Walk on the wild side. Camminare sul lato selvaggio; non correre, non scappare, proprio camminare, con quella cadenza un po’ sfrontata e un po’ annoiata di chi conosce bene la strada e non ha intenzione di scusarsi per dove sta andando.
Me la sono ritrovata in testa dopo una seduta. Una di quelle sedute in cui succede qualcosa di imprevisto, non di drammatico, per carità, ma di vivo, di inaspettatamente reale.

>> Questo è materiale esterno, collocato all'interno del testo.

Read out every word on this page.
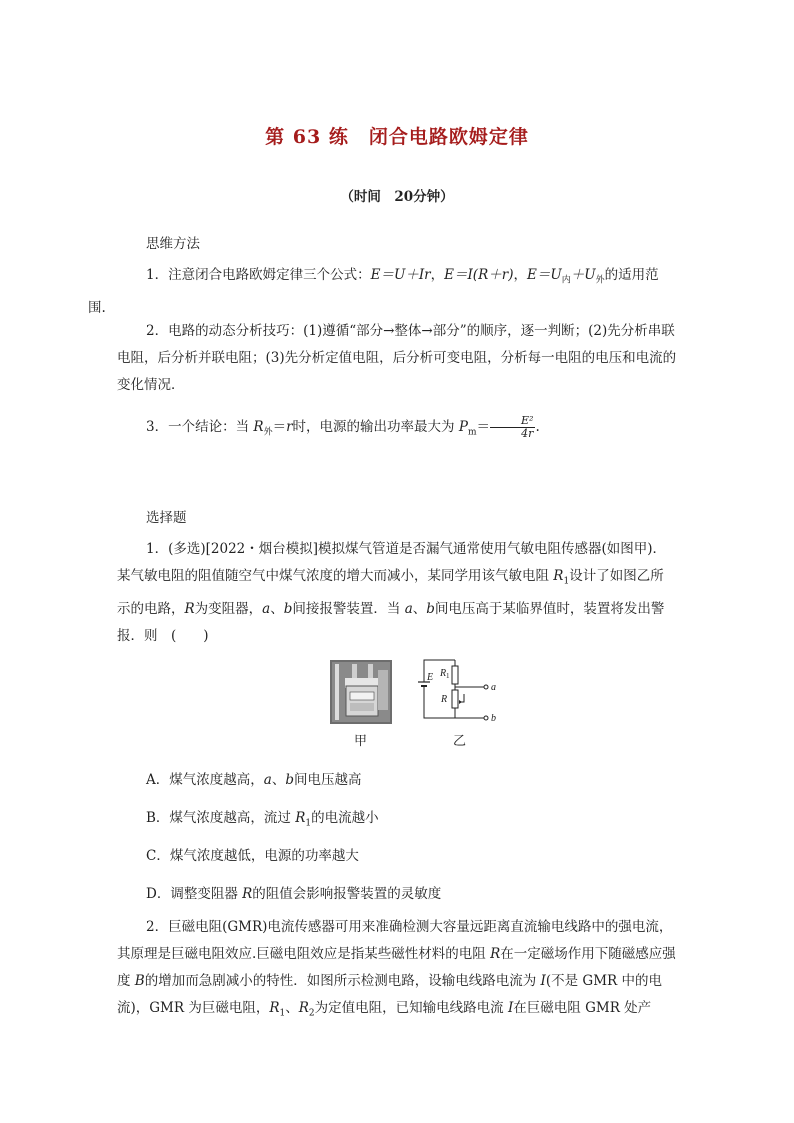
第 63 练　闭合电路欧姆定律
（时间　20分钟）
思维方法

1．注意闭合电路欧姆定律三个公式：E＝U＋Ir，E＝I(R＋r)，$E=U_内+U_外$的适用范
围.

2．电路的动态分析技巧：(1)遵循“部分→整体→部分”的顺序，逐一判断；(2)先分析串联电阻，后分析并联电阻；(3)先分析定值电阻，后分析可变电阻，分析每一电阻的电压和电流的变化情况．

3．一个结论：当 $R_外=r$时，电源的输出功率最大为 $P_m= \frac{\text{E²}}{4r}$ .

选择题

1．(多选)[2022・烟台模拟]模拟煤气管道是否漏气通常使用气敏电阻传感器(如图甲)．某气敏电阻的阻值随空气中煤气浓度的增大而减小，某同学用该气敏电阻 $R_1$设计了如图乙所示的电路，R为变阻器，a、b间接报警装置．当 a、b间电压高于某临界值时，装置将发出警报．则　(　　)

甲
E R 1
R
a
b
乙
A．煤气浓度越高，a、b间电压越高
B．煤气浓度越高，流过 $R_1$的电流越小
C．煤气浓度越低，电源的功率越大
D．调整变阻器 R的阻值会影响报警装置的灵敏度

2．巨磁电阻(GMR)电流传感器可用来准确检测大容量远距离直流输电线路中的强电流，其原理是巨磁电阻效应.巨磁电阻效应是指某些磁性材料的电阻 R在一定磁场作用下随磁感应强度 B的增加而急剧减小的特性．如图所示检测电路，设输电线路电流为 I(不是 GMR 中的电流)，GMR 为巨磁电阻，$R_1$、$R_2$为定值电阻，已知输电线路电流 I在巨磁电阻 GMR 处产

Una di quelle volte in cui senti che si è aperta una porta che stava lì da sempre, solo che nessuno aveva ancora provato a girare la maniglia.
Non ti racconterò i dettagli, ovviamente ma posso dirti l’essenza, perché l’essenza appartiene a molte di noi, non solo a lei.
Stavo parlando con una donna adulta, posata, molto attenta a scegliere le parole giuste, e a un certo punto è arrivata una crepa — piccola, quasi impercettibile — nella compostezza. Da quella crepa è uscita fuori una voce diversa: più bassa, più graffiante, quasi sorpresa di esistere ancora.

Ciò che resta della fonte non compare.